Ms Schlag has been both vilified and admired in the small Connecticut town of Haddam since she began kneeling during the recitation of the Pledge of Allegiance last month. The Democratic town official said she is kneeling to protest president Donald Trump, and for as long as he is in office, she will keep kneeling. It was the kind of silent protest that has both angered and inspired people nationally as NFL players took a knee during the singing of the national anthem to protest police brutality and racial inequality.
In Haddam, where 51 per cent voted for Trump and 43 per cent for Hillary Clinton, the issue seemed just as polarising, as evidenced by events of the past two weeks.
Many saw Ms Schlag’s protest as disrespecting US soldiers, and they showed their disapproval by laying 1,000 little American flags near a veterans’ memorial. Connecticut state senator Art Linares, a Republican, called for Ms Schlag’s resignation and demanded that she apologise. Ms Schlag’s supporters, meanwhile, also rallied, holding signs defending freedom of speech. And the Hartford Courant published an editorial calling Ms Schlag’s silent protest an act of bravery.
But at a town meeting Monday, after the Pledge of Allegiance was recited, Ms Schlag received an earful, one Haddam resident to another.
“I wholeheartedly respect your right to protest, to take a knee, to lay down, to burn the flag, to do whatever it is ... but if that’s what you would like to do, do that on your own time,” Haddam resident Pablo Arroyo said, looking and gesturing at Ms Schlag as he held a small American flag.
The crowd cheered for several seconds as a stone-faced Ms Schlag sat next to her fellow town officials at a table in front.
Ms Schlag, a member of the board of selectmen, or the town’s executive body, did not respond to a request for comment from The Washington Post. In a Facebook post, she called Monday’s town meeting “a verbal stoning”.
“The intolerance and hate was palpable in the room. The room booed throughout their own pledge as they belted the pledge at me like [a] weapon. I was told I urinated on the graves of dead soldiers.
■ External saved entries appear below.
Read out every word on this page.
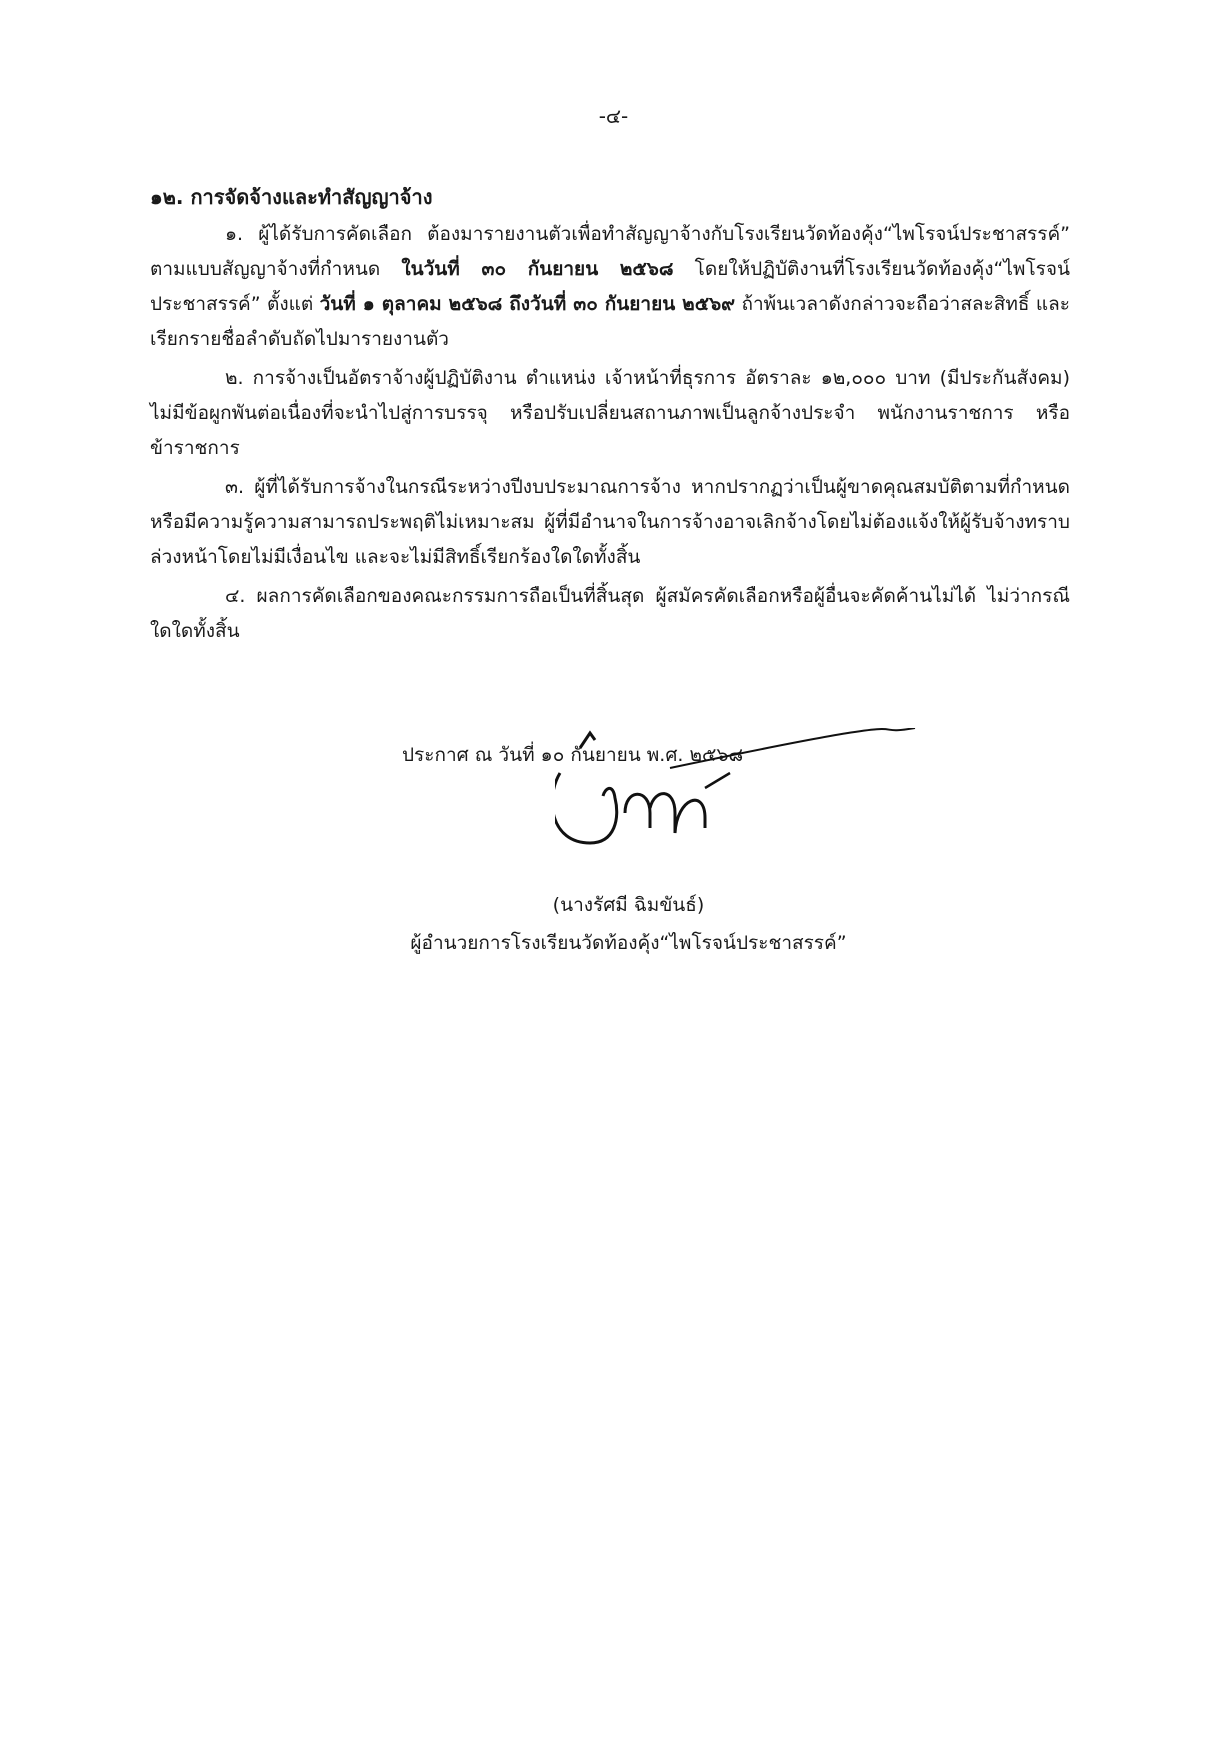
-๔-

๑๒. การจัดจ้างและทำสัญญาจ้าง

๑. ผู้ได้รับการคัดเลือก ต้องมารายงานตัวเพื่อทำสัญญาจ้างกับโรงเรียนวัดท้องคุ้ง“ไพโรจน์ประชาสรรค์” ตามแบบสัญญาจ้างที่กำหนด ในวันที่ ๓๐ กันยายน ๒๕๖๘ โดยให้ปฏิบัติงานที่โรงเรียนวัดท้องคุ้ง“ไพโรจน์ประชาสรรค์” ตั้งแต่ วันที่ ๑ ตุลาคม ๒๕๖๘ ถึงวันที่ ๓๐ กันยายน ๒๕๖๙ ถ้าพ้นเวลาดังกล่าวจะถือว่าสละสิทธิ์ และเรียกรายชื่อลำดับถัดไปมารายงานตัว

๒. การจ้างเป็นอัตราจ้างผู้ปฏิบัติงาน ตำแหน่ง เจ้าหน้าที่ธุรการ อัตราละ ๑๒,๐๐๐ บาท (มีประกันสังคม) ไม่มีข้อผูกพันต่อเนื่องที่จะนำไปสู่การบรรจุ หรือปรับเปลี่ยนสถานภาพเป็นลูกจ้างประจำ พนักงานราชการ หรือข้าราชการ

๓. ผู้ที่ได้รับการจ้างในกรณีระหว่างปีงบประมาณการจ้าง หากปรากฏว่าเป็นผู้ขาดคุณสมบัติตามที่กำหนด หรือมีความรู้ความสามารถประพฤติไม่เหมาะสม ผู้ที่มีอำนาจในการจ้างอาจเลิกจ้างโดยไม่ต้องแจ้งให้ผู้รับจ้างทราบล่วงหน้าโดยไม่มีเงื่อนไข และจะไม่มีสิทธิ์เรียกร้องใดใดทั้งสิ้น

๔. ผลการคัดเลือกของคณะกรรมการถือเป็นที่สิ้นสุด ผู้สมัครคัดเลือกหรือผู้อื่นจะคัดค้านไม่ได้ ไม่ว่ากรณีใดใดทั้งสิ้น

ประกาศ ณ วันที่ ๑๐ กันยายน พ.ศ. ๒๕๖๘
(นางรัศมี ฉิมขันธ์)
ผู้อำนวยการโรงเรียนวัดท้องคุ้ง“ไพโรจน์ประชาสรรค์”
I was told I hate my country,” she wrote in the Facebook post Wednesday.
More controversy seems to have erupted after a video taken during the town meeting captured Ms Schlag saying, “This town is fascist and racist.” Ms Schlag apologised, saying in her Facebook post that she does not think the entire town breeds racism and fascism. But, she said, “strong veins of fascism [forced patriotism] and racism” run deep in Haddam.
Ms Schlag began kneeling July 16, when Trump met with Russian president Vladimir Putin in Helsinki. Trump stood next to Putin during a news conference and did not support the collective finding of his own intelligence agencies that Russia had interfered in the 2016 US presidential election. He also appeared to equate the credibility of his intelligence agencies with that of Putin.
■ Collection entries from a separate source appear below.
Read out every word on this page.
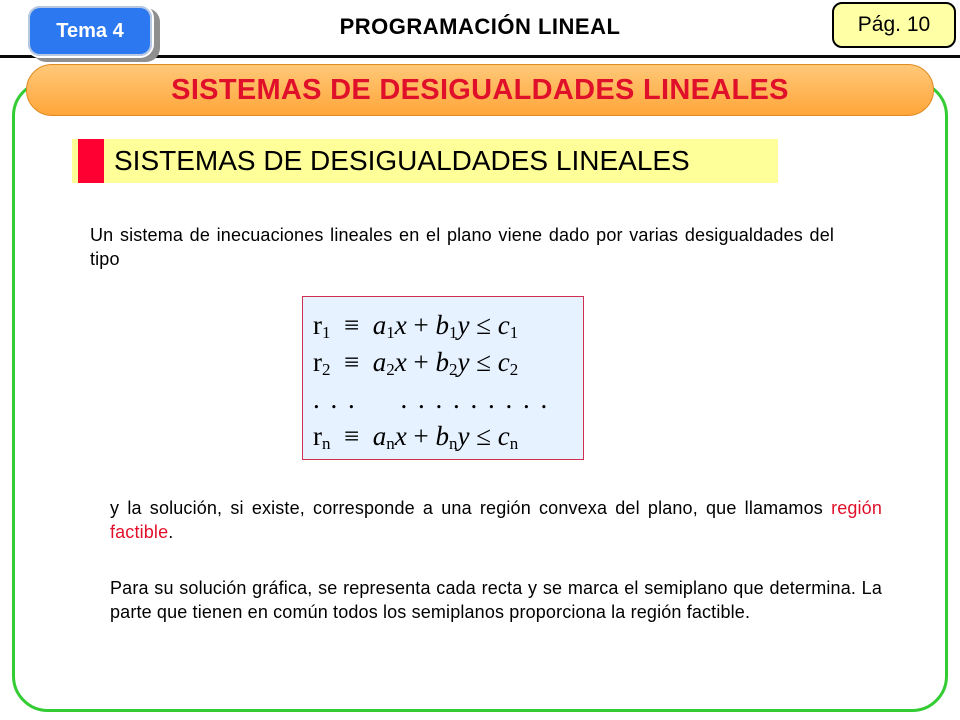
Tema 4	PROGRAMACIÓN LINEAL	Pág. 10
SISTEMAS DE DESIGUALDADES LINEALES
SISTEMAS DE DESIGUALDADES LINEALES
Un sistema de inecuaciones lineales en el plano viene dado por varias desigualdades del tipo
$r_1 \equiv a_1x + b_1y \le c_1$
$r_2 \equiv a_2x + b_2y \le c_2$
. . .     . . . . . . . . .
$r_n \equiv a_nx + b_ny \le c_n$
y la solución, si existe, corresponde a una región convexa del plano, que llamamos región factible.
Para su solución gráfica, se representa cada recta y se marca el semiplano que determina. La parte que tienen en común todos los semiplanos proporciona la región factible.
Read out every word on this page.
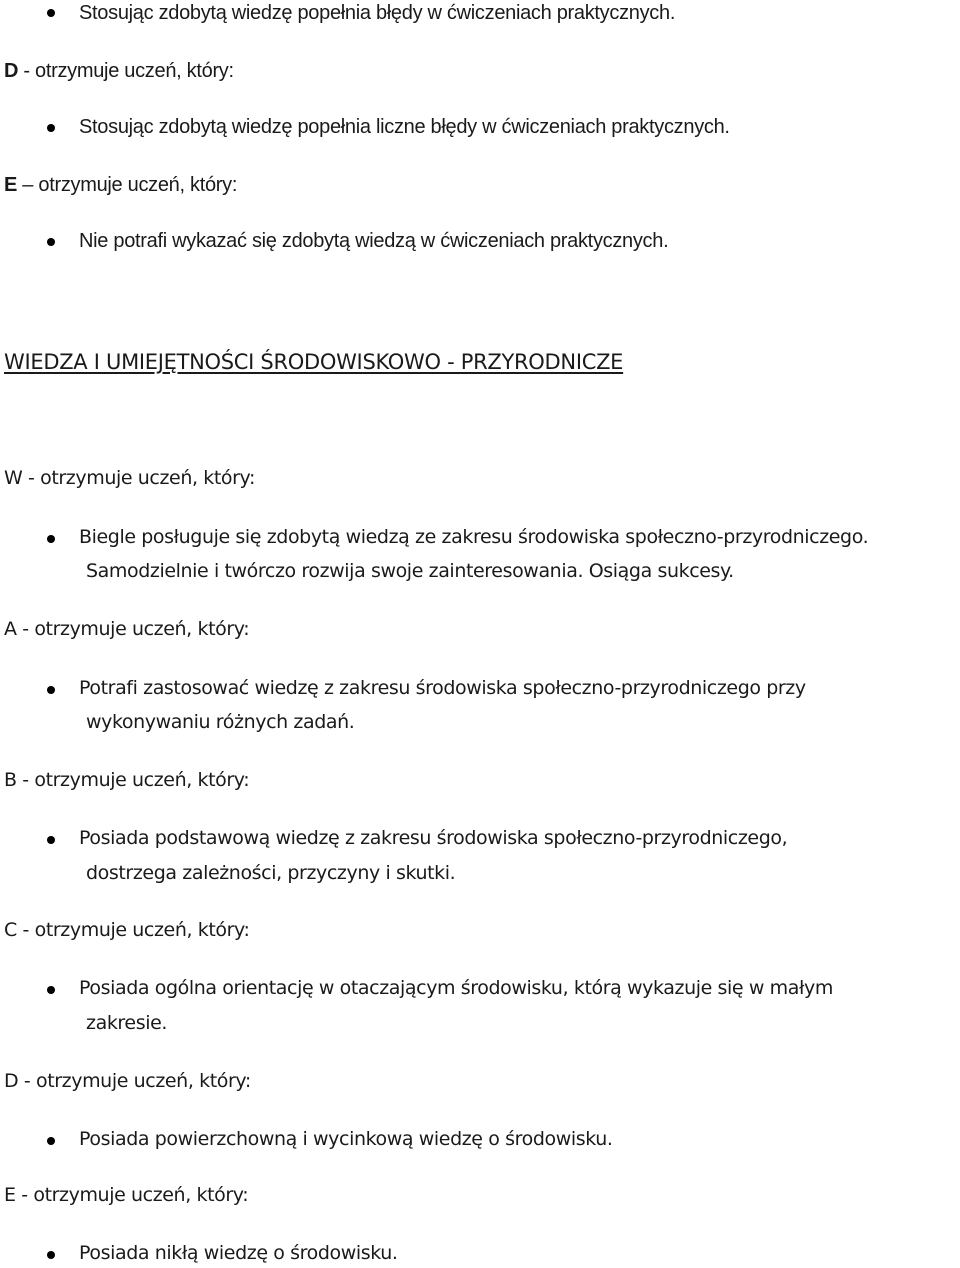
Stosując zdobytą wiedzę popełnia błędy w ćwiczeniach praktycznych.
D - otrzymuje uczeń, który:
Stosując zdobytą wiedzę popełnia liczne błędy w ćwiczeniach praktycznych.
E – otrzymuje uczeń, który:
Nie potrafi wykazać się zdobytą wiedzą w ćwiczeniach praktycznych.
WIEDZA I UMIEJĘTNOŚCI ŚRODOWISKOWO - PRZYRODNICZE
W - otrzymuje uczeń, który:
Biegle posługuje się zdobytą wiedzą ze zakresu środowiska społeczno-przyrodniczego.
Samodzielnie i twórczo rozwija swoje zainteresowania. Osiąga sukcesy.
A - otrzymuje uczeń, który:
Potrafi zastosować wiedzę z zakresu środowiska społeczno-przyrodniczego przy
wykonywaniu różnych zadań.
B - otrzymuje uczeń, który:
Posiada podstawową wiedzę z zakresu środowiska społeczno-przyrodniczego,
dostrzega zależności, przyczyny i skutki.
C - otrzymuje uczeń, który:
Posiada ogólna orientację w otaczającym środowisku, którą wykazuje się w małym
zakresie.
D - otrzymuje uczeń, który:
Posiada powierzchowną i wycinkową wiedzę o środowisku.
E - otrzymuje uczeń, który:
Posiada nikłą wiedzę o środowisku.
During a town meeting that day, Ms Schlag knelt for the Pledge of Allegiance for the first time in her life, she said in a lengthy letter posted on Facebook last month.
“I knelt out of extreme sorrow for our country, that the leader of our great nation, rejected the advice and findings of all American intelligence agencies and would rather support the lies of a murderous dictator,” she wrote, adding that she is also protesting the Trump administration’s zero-tolerance policy that has resulted in the separation of thousands of migrant children from their families.
She further wrote: “Therefore, as long as Donald J Trump is the president of the United States, I will kneel. I will kneel for all the people, regardless of party affiliation, and continue to fight for their rights. This is not the America I grew up in, or the country we should be, but I will work every day to get us back to that place.”
The bitter disagreement in Haddam comes amid a controversy that is, again, brewing nationally as the NFL and the NFL Players Association try to work out a mutually agreeable national anthem policy before the football season begins in September.